Доктор ушёл, сокрушённо качая головой.
На следующий день внизу хлопнула дверь. На лестнице послышались чьи-то тяжёлые шаги.
Мучимая жаждой, Далия встала и напилась из стоявшего на столе кувшина. Голова кружилась от голода, тело ослабело, но желание есть отсутствовало, и она опять пошла к кровати. Кто-то вошёл в комнату, но девушка даже не оглянулась. Ей уже было всё равно. В такт шагам слышался шуршащий шелест, но и это не заинтересовало виолку. Упав на кровать, она отвернулась к стене.
Шаги и шелест стихли и в комнате воцарилась привычная тишина. Далии даже начало казаться, что звуки ей пригрезились. Что это угасающее сознание играет с ней в звуковые фантомы. Преодолевая апатию, девушка медленно подняла голову и взглянула через плечо. В ярком солнечном пятне посреди ковра, в кресле, сидел герцог, в неизменном чёрном костюме и алом плаще.
8
Взгляды герцога и Далии встретились.
– Я помню о твоём нежелании видеть меня, поэтому разрешаю закрыть глаза и не смотреть, – негромко произнёс Аркон. – Мне доложили, что ты умираешь, и я пришёл удостовериться в этом… Вижу, мои слуги не преувеличили: ты действительно не хочешь жить.
При виде давнего врага в душе девушки слабо шевельнулась былая неприязнь. Она села на кровати и презрительно прищурила глаза.
– Вы всегда проверяете слова слуг? – произнесла язвительно. – Настолько не доверяете своим людям?
– Мои люди заслуживают всяческого доверия, – спокойно ответил герцог. – Но я никогда бы не стал тем, кто есть, если бы всем верил на слово.

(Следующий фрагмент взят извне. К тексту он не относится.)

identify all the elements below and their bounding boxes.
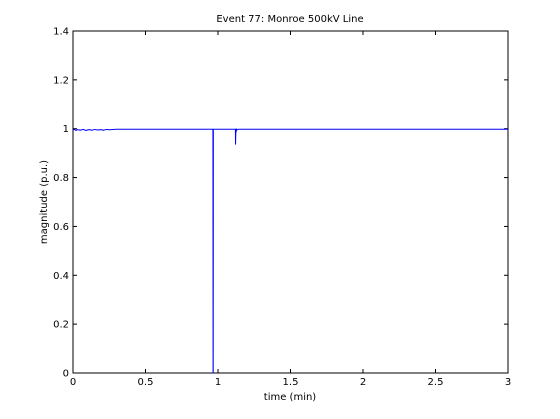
x-axis-label: time (min) bbox=[264, 392, 317, 403]
x-tick-label: 1 bbox=[215, 377, 221, 388]
y-tick-label: 1.4 bbox=[53, 27, 69, 38]
y-tick-label: 0.6 bbox=[53, 222, 69, 233]
x-tick-label: 2.5 bbox=[428, 377, 444, 388]
y-tick-labels: 0 0.2 0.4 0.6 0.8 1 1.2 1.4 bbox=[53, 27, 69, 380]
x-tick-label: 3 bbox=[505, 377, 511, 388]
chart-title: Event 77: Monroe 500kV Line bbox=[216, 14, 363, 25]
y-tick-label: 0.4 bbox=[53, 271, 69, 282]
y-tick-label: 1.2 bbox=[53, 75, 69, 86]
x-tick-labels: 0 0.5 1 1.5 2 2.5 3 bbox=[70, 377, 511, 388]
y-tick-label: 0.8 bbox=[53, 173, 69, 184]
plot-area: 0 0.5 1 1.5 2 2.5 3 0 0.2 0.4 0.6 0.8 1 1.2 1.4 bbox=[53, 27, 511, 389]
y-tick-label: 0.2 bbox=[53, 320, 69, 331]
x-tick-label: 2 bbox=[360, 377, 366, 388]
x-tick-label: 0.5 bbox=[138, 377, 154, 388]
y-tick-label: 0 bbox=[63, 369, 69, 380]
x-tick-label: 0 bbox=[70, 377, 76, 388]
y-tick-label: 1 bbox=[63, 124, 69, 135]
plot-frame bbox=[73, 31, 508, 373]
y-axis-label: magnitude (p.u.) bbox=[39, 160, 50, 244]
x-tick-label: 1.5 bbox=[283, 377, 299, 388]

Мой принцип: доверяй, но проверяй.
Далия закрыла глаза. Нет, несмотря на одиночество, она всё ещё не выносит вида его мрачного лица. Хотя ненависть ушла, притупилась, но и симпатия не появилась. Её раздражал его спокойный властный голос. Но не слушать герцога она не могла. Разве что заткнуть уши. Но тогда она будет выглядеть просто смешно!